第9話 「月」をめでる人々

2013.02.04, 月曜の朝

~2013.02.04(月)~

 今年の冬は例年になく厳しい寒さに襲われ、私も風邪に見舞われてしまった。
 幼い頃、真夜中に熱を出すと遅くまで働いていた母が眼を擦りながら氷枕を作り冷たいタオルを額に当ててくれると「熱は潮の満ち引きで治まるから、きっと朝にはよくなるよ、安心しておやすみ」と優しい言葉を掛けてくれたことを思い出した。市販の風邪薬にばかり頼る私とは少し違い、昔の人は自然現象から生活の知恵を学んでいたらしい。潮が満ち引く海は地球の7割近くを覆っている。生物すべての“生みの親”であることを証明するように私たち体内の水分も同じ配分であるとされる。陰暦を見ると潮位の変化は「月」の朔望(満ち欠け)による現象とされ、遙か遠い天体が極く身近な肉体にまで影響を与えているとすれば、将に人間は自然そのものであるとしか言いようがない。

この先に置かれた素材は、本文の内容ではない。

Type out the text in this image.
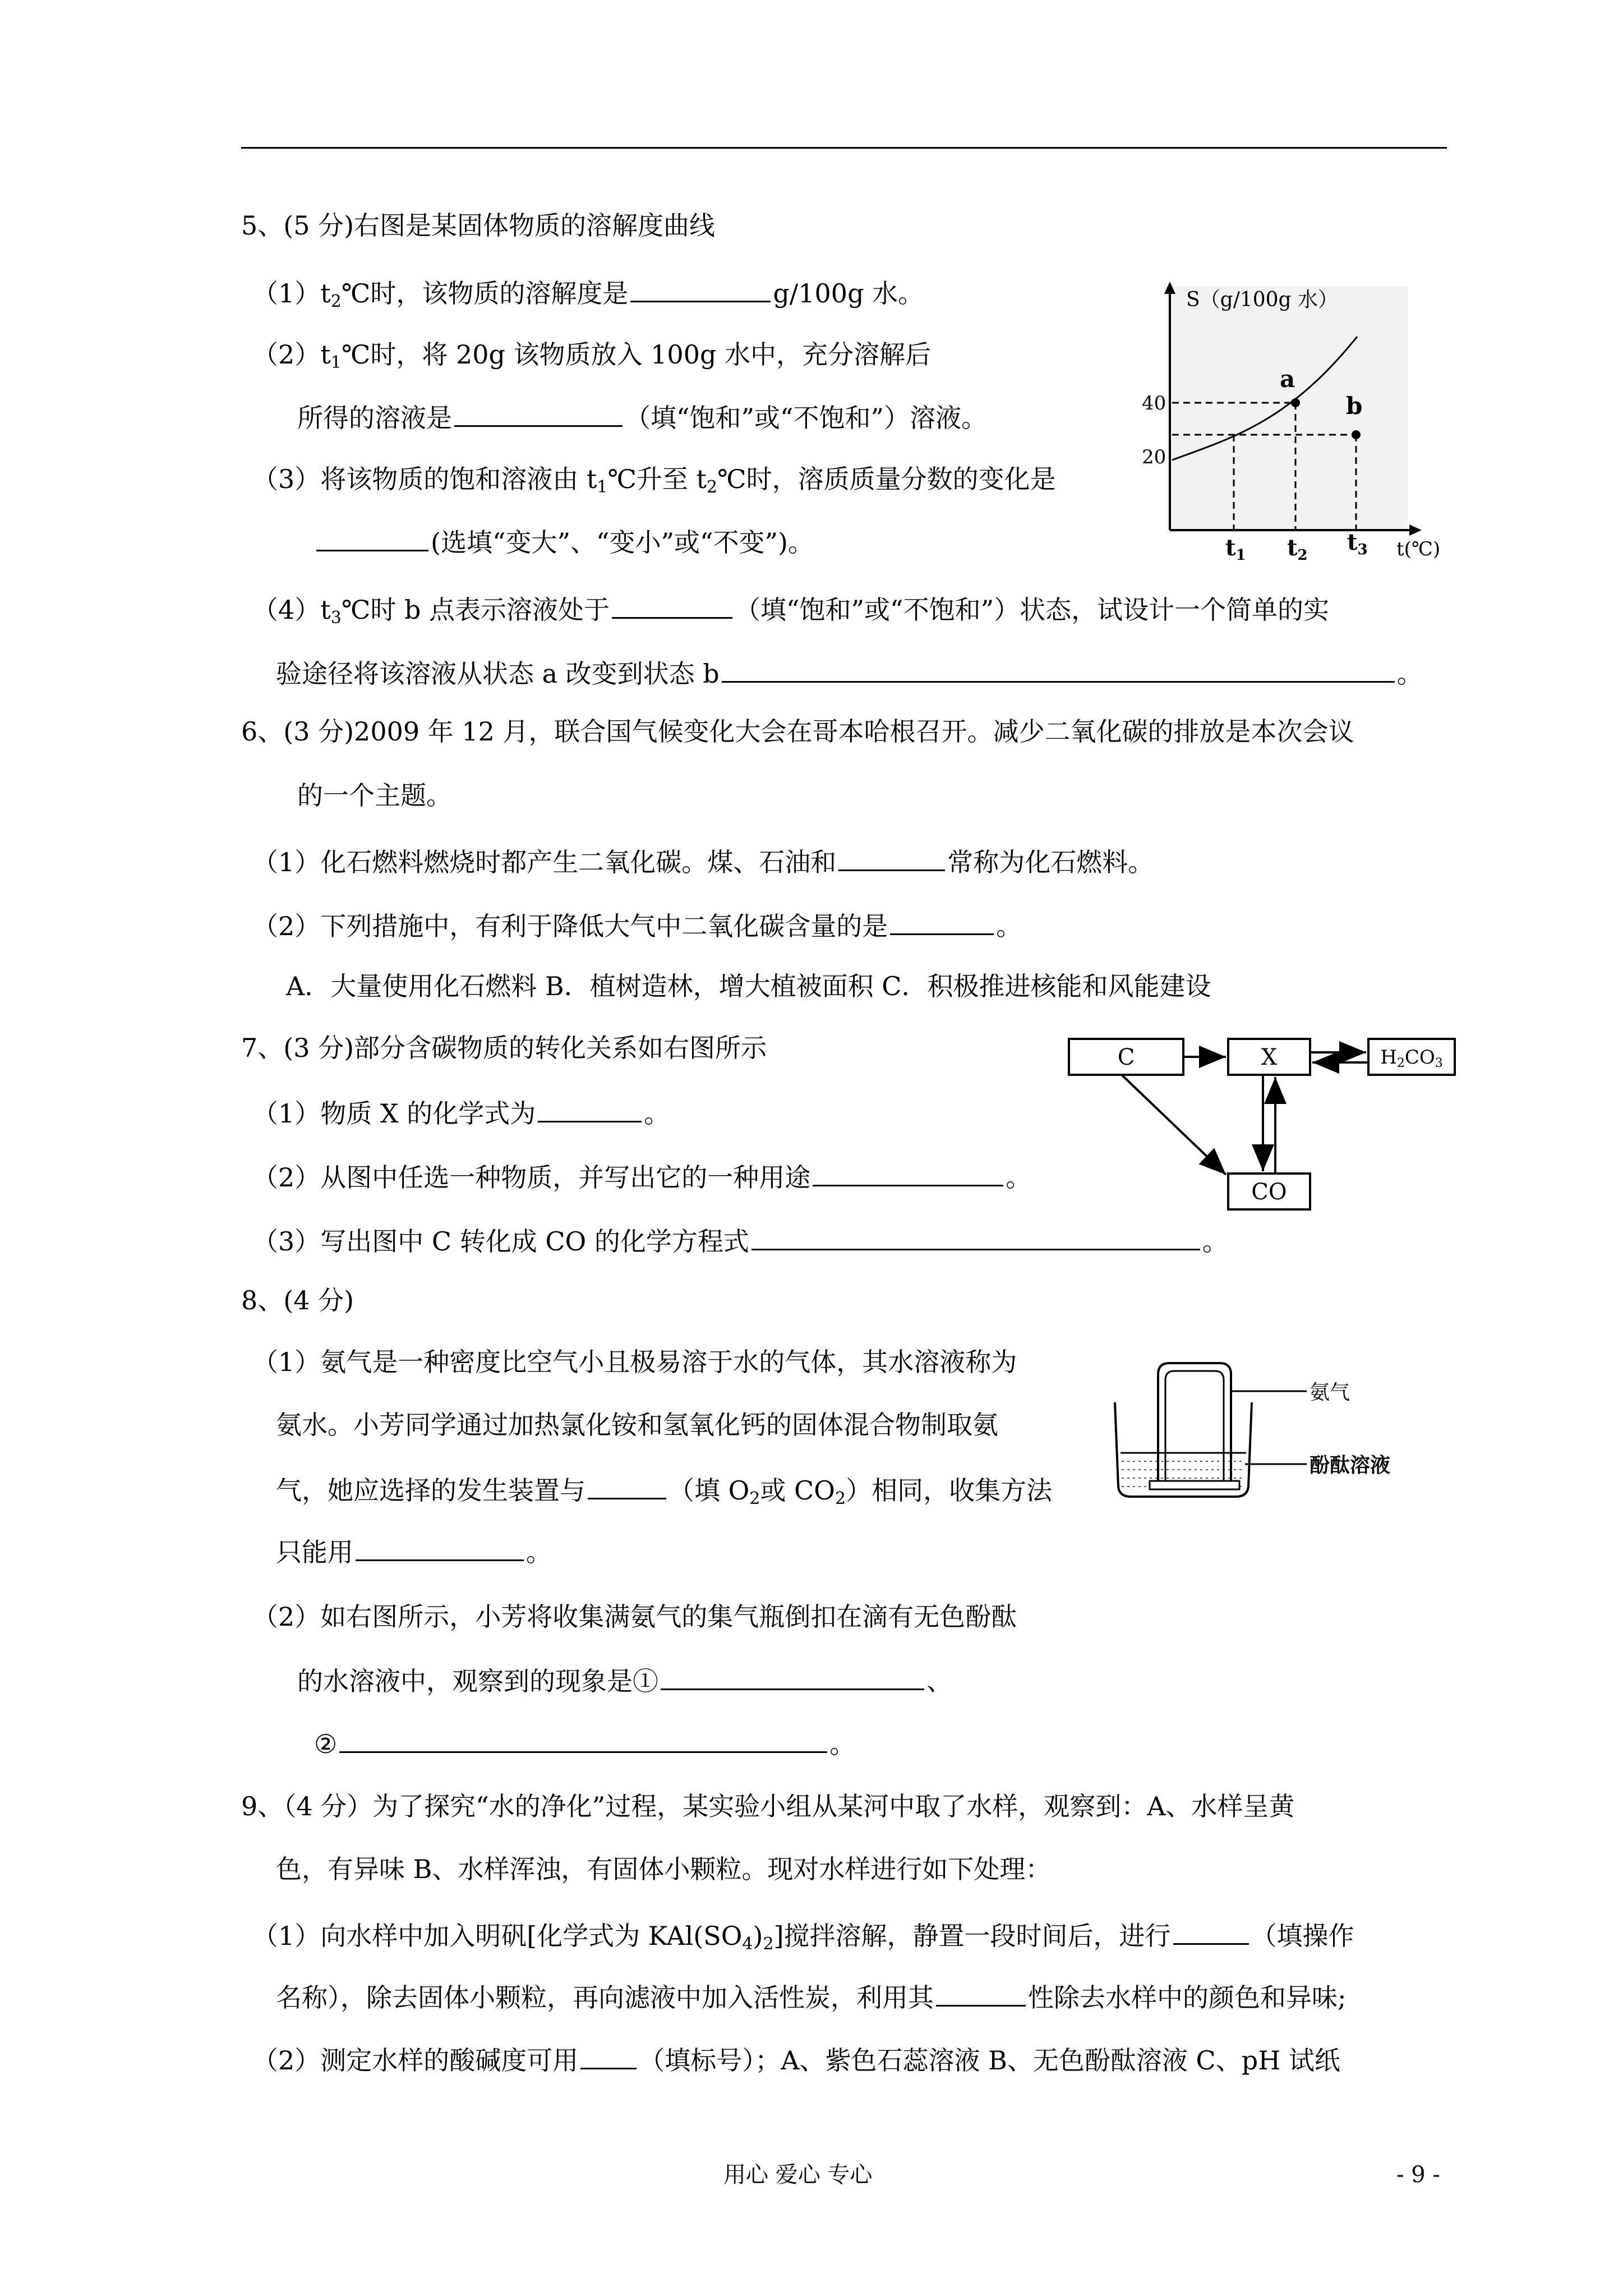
5、(5 分)右图是某固体物质的溶解度曲线
$(1)t_2℃$时，该物质的溶解度是	g/100g 水。
$(2)t_1℃$时，将 20g 该物质放入 100g 水中，充分溶解后
所得的溶液是	（填“饱和”或“不饱和”）溶液。
（3）将该物质的饱和溶液由 $t_1℃$升至 $t_2℃$时，溶质质量分数的变化是
(选填“变大”、“变小”或“不变”)。
$(4)t_3℃$时 b 点表示溶液处于	（填“饱和”或“不饱和”）状态，试设计一个简单的实
验途径将该溶液从状态 a 改变到状态 b	。
S（g/100g 水）
a
b
40
20
$t_1$ $t_2$ $t_3$ t(℃)
6、(3 分)2009 年 12 月，联合国气候变化大会在哥本哈根召开。减少二氧化碳的排放是本次会议
的一个主题。
（1）化石燃料燃烧时都产生二氧化碳。煤、石油和	常称为化石燃料。
（2）下列措施中，有利于降低大气中二氧化碳含量的是	。
A．大量使用化石燃料 B．植树造林，增大植被面积 C．积极推进核能和风能建设
7、(3 分)部分含碳物质的转化关系如右图所示
（1）物质 X 的化学式为	。
（2）从图中任选一种物质，并写出它的一种用途	。
（3）写出图中 C 转化成 CO 的化学方程式	。
C	X	H2CO3
CO
8、(4 分)
（1）氨气是一种密度比空气小且极易溶于水的气体，其水溶液称为
氨水。小芳同学通过加热氯化铵和氢氧化钙的固体混合物制取氨
气，她应选择的发生装置与	（填 $O_2$或 $CO_2$）相同，收集方法
只能用	。
（2）如右图所示，小芳将收集满氨气的集气瓶倒扣在滴有无色酚酞
的水溶液中，观察到的现象是①	、
②	。
氨气
酚酞溶液
9、（4 分）为了探究“水的净化”过程，某实验小组从某河中取了水样，观察到：A、水样呈黄
色，有异味 B、水样浑浊，有固体小颗粒。现对水样进行如下处理：
（1）向水样中加入明矾[化学式为 $KAl(SO_4)_2$]搅拌溶解，静置一段时间后，进行	（填操作
名称），除去固体小颗粒，再向滤液中加入活性炭，利用其	性除去水样中的颜色和异味;
（2）测定水样的酸碱度可用 （填标号）；A、紫色石蕊溶液 B、无色酚酞溶液 C、pH 试纸
用心 爱心 专心	- 9 -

“引力が働いているからだ”とひと口で済ませればそれまでのこと、しかしながら、天体の動きや気象現象を望遠鏡やレーダーで捉えることが出来ても、この摩可不思議な「引力」をコンピュターや通信網などと一緒に“もの”の如く捉えることは難しく、我々の目で見たこともなければ肌で触れたこともない・・と神秘的に思うのは私一人であろうか?
 その神秘を操る陰暦は新月(朔日、ついたち)からはじまる。「月」の変化は時計と反対廻りに進み“繊月”(せんげつ)から“三日月”(みかづき)へ・・やがて“上弦の月”に変身する。それぞれ「形」に沿って名が付され、次は十日夜(とおかんや)、十三夜月(じゅうさんやづき)、小望月(こもちづき)、そして「満月」(月と地球と太陽が一直線上に並ぶ)まで来ると時計を半廻りしたことになる。この後、十六夜月(いざよいづき)、立待月(たちまちづき)、居待月(いまちづき)、寝待月(ねまちづき)、更待月(ふけまちづき)、十八夜を経て下弦の月となり、有明月(ありあけづき)を過る頃は二十六夜、やがて晦日月(みそかづき)が来て漸く時計が一回りし月が改まる(新月に戻る)。この周期を12回繰り返すと新しい年が巡って来ると言う訳である(1年=354日、太陽歴よりも14日短いため“閏月”を設けた)。
 日本では明治6年から太陽暦(新暦)が採用されたがそれまでは陰暦(旧歴)であった。現代人の様に日付を数字で呼ぶのではなく、「今日は十六夜・・明日は立待月・・」などと情緒を籠めて会話したことであろう。微妙に変化する月の「形」になぞって、それぞれに名を冠して“時を刻んだ”この民族の「粋」で「お洒落」な感性、研ぎ澄まされた美意識に改めて喝采を贈りたくなる。昔の人々は農地を耕し海や川で魚を捕りながら月の満ち欠けを生活の“道標”とし、夜ごと月光を愛でながら暮らしていたのであろう。
 古今東西、紛れもなく天に「月」はひとつである。普遍的で尚且つ絶対的存在であるはずのものが、我々の想像を絶するほどに“千変万化”する・・ここに豊かな趣向があり、時には意表を突くかの如く雲に紛れて姿を消すこともある。「竹取物語」の作者はこの“光体”を眺めているうち宇宙を流転するユートピアの世界を思い描いたに違いなく、かぐや姫は竹から生まれた天女である不条理もまた真実であった。これに比べ太陽は凄まじいエネルギーを放出し永遠に燃え盛るが、静かな光を放ちながら変幻自在する姿はない。この華やかな連続生と悠久なる反復性に「物語」が生まれないはずがなく、さればこそ「月夜の明かり」は美しい和歌や絵に登場するのであり、古来より歌人や文人が愛する所以であろう。
 ちなみに手元の歳時記(現代歳時記、たちばな出版)“時候”の章によれば・・今月(二月)は陰暦で正月にあたる。早々に立春を迎え、もう早春である。日が暮れるのも少しずつ遅くなってきているのがわかる。寒いとは言え、自然は動きはじめている・・と記されてある。私達もそろそろ寒い冬から脱皮し春を迎える準備をはじめなければならない。風邪など引いておられないのだ。
 日々の暮らしの中に四季の変化を溶け込ませた知恵と風土を持つ我が日本人は世界でも珍しいかも知れない・・この伝統的な美学を享受出来る国に生まれたことを思うと何故か?安堵し心地よい気分に駆られる・・この妙に満ち足りた心持は、もしかすると寄る年波に在るかも知れないが、私も「月」をめでる人々にあやかりたい。 (終)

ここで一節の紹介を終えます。